Thursday, 22 July 2010

Forums for a change

Something else I need to research is a forum. A colleague at an institution I work with has suggested that we should have one for distance learning students. Now forums, or fora I suppose, have been around for a while but the only ones I've actually found useful myself have been those I've been taken to by Google when trying to find answers to something like why I'm getting strange messages on my laptop or how to focus the viewer display on a digital camera.

You know you're in a forum because most contributors have strange names and even stranger icons next to them. They either know absolutely everything or are asking simple questions. There seem few in the middle. The answers and links often provided are usually jolly good and have to date either reassured me that I needn't worry about something or provided a pretty quick answer confirming that I should. Very seldom have I ever had to post a new query and most of the ones I've visited I never joined anyway.

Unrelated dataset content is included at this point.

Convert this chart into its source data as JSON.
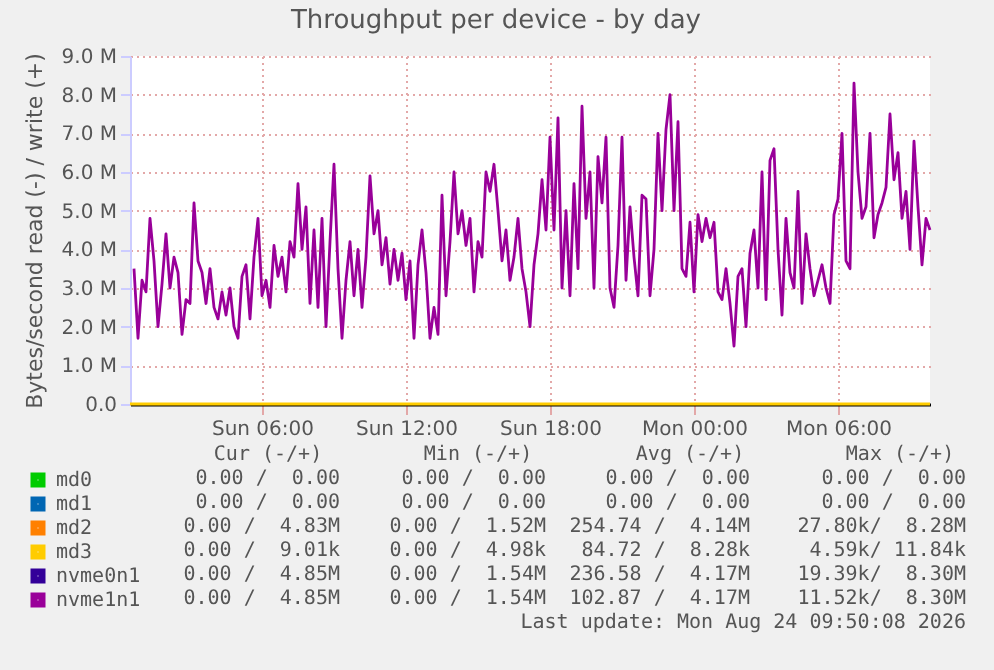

You also know you're in a forum because whoever designed it was rather better at php code than designing things. Nearly all comprise streams of verdana stretching across the wide screen with shades of grey or lime green separating entries. There's little clue on the page to where you actually are in many cases either.

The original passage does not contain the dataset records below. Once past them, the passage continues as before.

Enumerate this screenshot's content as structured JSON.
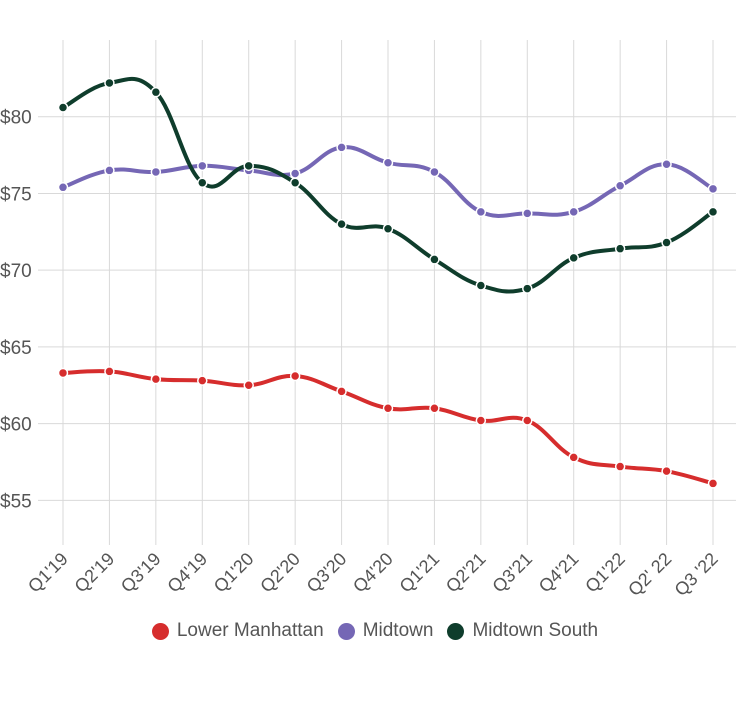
{
  "chart_data": {
    "type": "line",
    "title": "",
    "xlabel": "",
    "ylabel": "",
    "categories": [
      "Q1'19",
      "Q2'19",
      "Q3'19",
      "Q4'19",
      "Q1'20",
      "Q2'20",
      "Q3'20",
      "Q4'20",
      "Q1'21",
      "Q2'21",
      "Q3'21",
      "Q4'21",
      "Q1'22",
      "Q2' 22",
      "Q3 '22"
    ],
    "ylim": [
      53,
      85
    ],
    "yticks": [
      55,
      60,
      65,
      70,
      75,
      80
    ],
    "ytick_labels": [
      "$55",
      "$60",
      "$65",
      "$70",
      "$75",
      "$80"
    ],
    "grid": true,
    "legend_position": "bottom",
    "series": [
      {
        "name": "Lower Manhattan",
        "color": "#d62d2d",
        "values": [
          63.3,
          63.4,
          62.9,
          62.8,
          62.5,
          63.1,
          62.1,
          61.0,
          61.0,
          60.2,
          60.2,
          57.8,
          57.2,
          56.9,
          56.1
        ]
      },
      {
        "name": "Midtown",
        "color": "#7567b5",
        "values": [
          75.4,
          76.5,
          76.4,
          76.8,
          76.5,
          76.3,
          78.0,
          77.0,
          76.4,
          73.8,
          73.7,
          73.8,
          75.5,
          76.9,
          75.3
        ]
      },
      {
        "name": "Midtown South",
        "color": "#0f3d2c",
        "values": [
          80.6,
          82.2,
          81.6,
          75.7,
          76.8,
          75.7,
          73.0,
          72.7,
          70.7,
          69.0,
          68.8,
          70.8,
          71.4,
          71.8,
          73.8
        ]
      }
    ]
  }
}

An exception used to be Lefora, with nicely laid out pages and templates you could use to create your own forum. I used these a lot once but because there were inactive for a period they were archived and now I'd need to start all over again to retrieve them. That says it all, really, no-one participated much in them. They could contact me in all sorts of other ways and the material I published there was essentially stuff I'd already written and published elsewhere too so it would only have been interaction between members that would actually have created any original content.

In some fields I am sure such interaction could occur and be encouraged so I'm not against the idea. I just don't see myself doing any more with forums in the future than I've done to date. Pop in when I need something and then move on. That doesn't help with research, though, so I am going to try very hard to keep an open mind and see what I can come up with.

Facebook pages have a lot to recommend them for some groups of students who would feel completely at home in the environment. That's one option. Another is LinkedIn which I have joined but done little with since. It could be the answer for the more adult types we're likely to be dealing with. I shall also take a fresh look at Lefora and PBworks, the excellent wiki application. Zoho might do something too. I seem to recall that their suite of applications dwarfed the might Microsoft's mainstream list - and Zoho's are free.

I do have this feeling, though, that whatever we created will have a burst of activity for a few weeks and then people will just e-mail each other or their tutor as they've done to date. We'll see.